With FDM™, thermoplastic filament is fed through a heated head and is sent out through high pressure as a fine thread of semi-molten plastic. The process entails taking this fine thread and using it to put down a continuous stream of material to form layers. The layering process is what eventually contributes to a finished product.
The process, as with virtually all 3D printing equipment, is controlled by a computer-aided manufacturing software package. The product is built from the bottom up. This produces products that are suitable for prototyping, modeling, and production.
In contrast to FDM™, PolyJet™ uses a carriage that has at least four inkjet heads accompanied by UV lamps that travels over the work space and deposits tiny droplets of photopolymers. Photopolymers turn solid when exposed to UV light, hence the UV lamps. The carriage will print a thin layer of material that is built up, layer by layer, into a finished product (in a similar manner to FDM™).
As with FDM™, PolyJet™ processes are assisted by computer software and are suitable for products ranging from production-quality end products to models and prototypes. PolyJet™, since its inception, has become very popular with rapid prototyping.

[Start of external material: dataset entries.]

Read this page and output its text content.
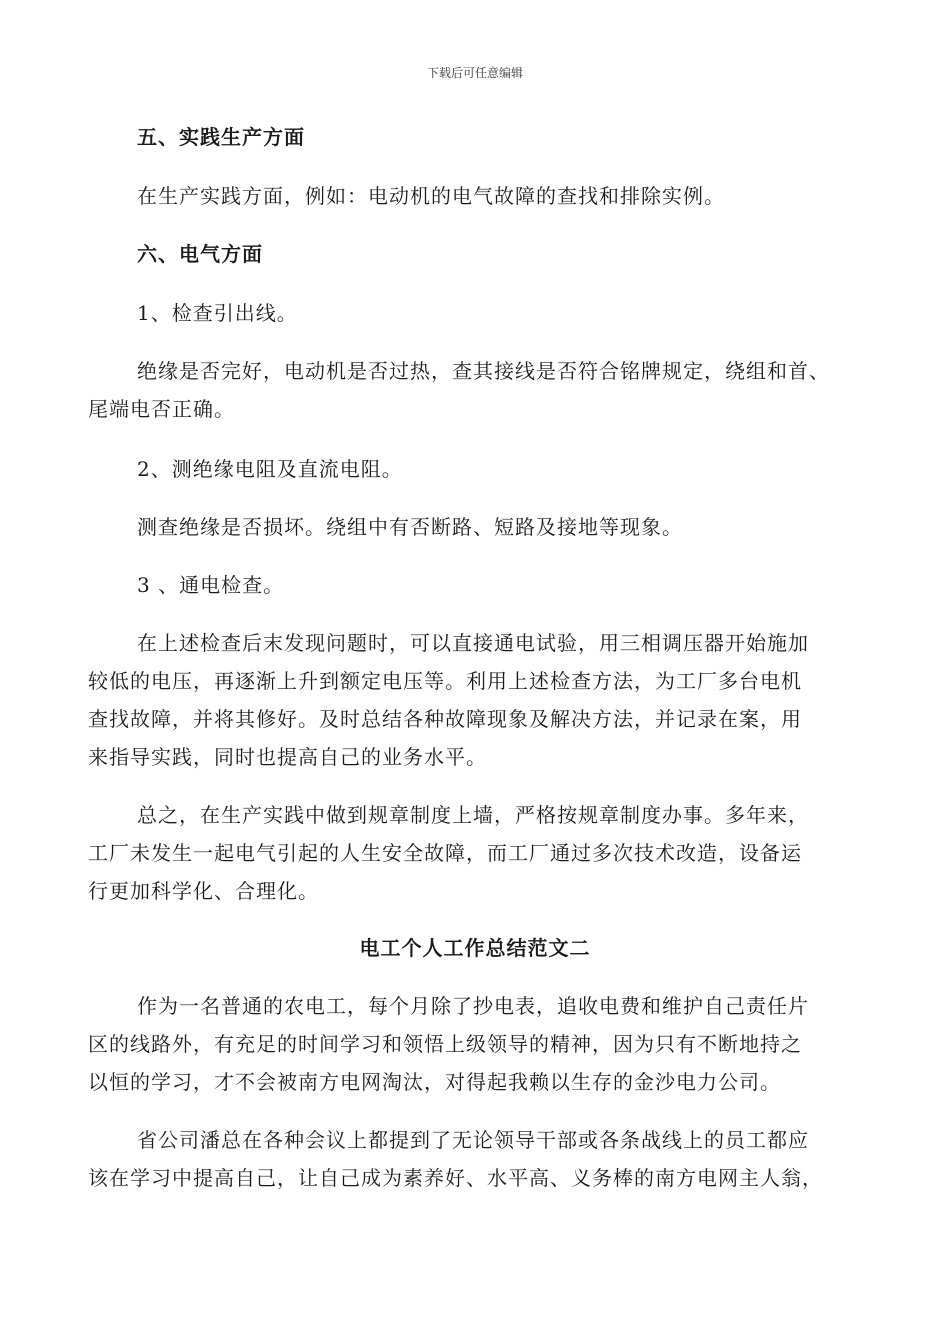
下载后可任意编辑

五、实践生产方面

在生产实践方面，例如：电动机的电气故障的查找和排除实例。

六、电气方面

1、检查引出线。

绝缘是否完好，电动机是否过热，查其接线是否符合铭牌规定，绕组和首、
尾端电否正确。

2、测绝缘电阻及直流电阻。

测查绝缘是否损坏。绕组中有否断路、短路及接地等现象。

3 、通电检查。

在上述检查后末发现问题时，可以直接通电试验，用三相调压器开始施加
较低的电压，再逐渐上升到额定电压等。利用上述检查方法，为工厂多台电机
查找故障，并将其修好。及时总结各种故障现象及解决方法，并记录在案，用
来指导实践，同时也提高自己的业务水平。
总之，在生产实践中做到规章制度上墙，严格按规章制度办事。多年来，
工厂未发生一起电气引起的人生安全故障，而工厂通过多次技术改造，设备运
行更加科学化、合理化。

电工个人工作总结范文二

作为一名普通的农电工，每个月除了抄电表，追收电费和维护自己责任片
区的线路外，有充足的时间学习和领悟上级领导的精神，因为只有不断地持之
以恒的学习，才不会被南方电网淘汰，对得起我赖以生存的金沙电力公司。
省公司潘总在各种会议上都提到了无论领导干部或各条战线上的员工都应
该在学习中提高自己，让自己成为素养好、水平高、义务棒的南方电网主人翁，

Assessing the Strengths and Benefits of Each
Many facilities operate both a PolyJet™ system and a FDM™ system, to take advantage of each system’s strengths. But for those facilities that can only choose one or the other, it’s necessary to examine each system’s strengths to determine which can be most effective.
Build speed is one factor that is often a priority (even though we believe it is a flawed performance measure). Assessing build speed is difficult because even though one system may have a slower build time, the number of required steps beyond the build phase are fewer, so it results in an overall faster completion time. PolyJet™ is faster than FDM™ at times, but this isn’t always the case.
Ease of use
Ease of use is also a primary factor, especially for lower-budget, desktop operations. Both systems offer simple material changeovers, easy setup, and simple file setup at the beginning of a process. FDM™ does offer one additional step (inserting a build sheet) in the setup phase, but that is a small difference.
One area in which FDM™ and PolyJet™ differ is in the post-process stage of production. All you have to do to clean a PolyJet™ machine is to spray it with a water jet to remove the gel-like support material. With FDM™, a longer soak in a tank is required.
Operations with a low staffing level may prefer the fully-automated environment of a FDM™ program. For those who prefer quick turnaround, PolyJet™ may be the prime preference.
Budget concerns and cost
Additionally, budget may be a concern. PolyJet™ typically has higher operating expenses, so if budget is a main factor for you, FDM™ may be the best choice. Also, replacing build trays and extrusion nozzles with FDM™ is less expensive than replacing printheads with PolyJet™. Additionally, material costs are usually lower with FDM™.
If you want near-paint-ready surfaces that are almost good to go after they leave the printer, choose PolyJet™. FDM™ pieces often have layer lines and tool paths that can require either manual finishing or automated finishing to get ready to paint.
Some projects require high, fine resolution and fine detail. This is the strength of PolyJet™ systems, since they print in 600 x 600 dpi and 16-to-32-micron layers for a high standard of feature resolution. If creating fine-grained textures and very small features is a prime concern for you, PolyJet™ may be your best option.
Accuracy and stability
Accuracy for both FDM™ and PolyJet™ are similar, but when it comes to products being dimensionally stable under a load, FDM™ comes out on top. This can be crucial for production parts, which can make FDM™ a better choice.
Material choice is the biggest main difference between the two systems. PolyJet™ offers a deeper breadth of choice for materials (over 450 options with a wide range of rigidity, flexibility, strength, hues, and transparency) for superior product realism. FDM™, however, is better for thermoplastics that have higher functionality and durability.
Which 3D Printing Equipment Should You Choose?
Evaluate your needs and objectives in order to determine which system works best for you. What we’ve found is that most operations can benefit from both FDM™ and PolyJet™ in their facilities, so it eventually makes sense to eventually obtain both capabilities.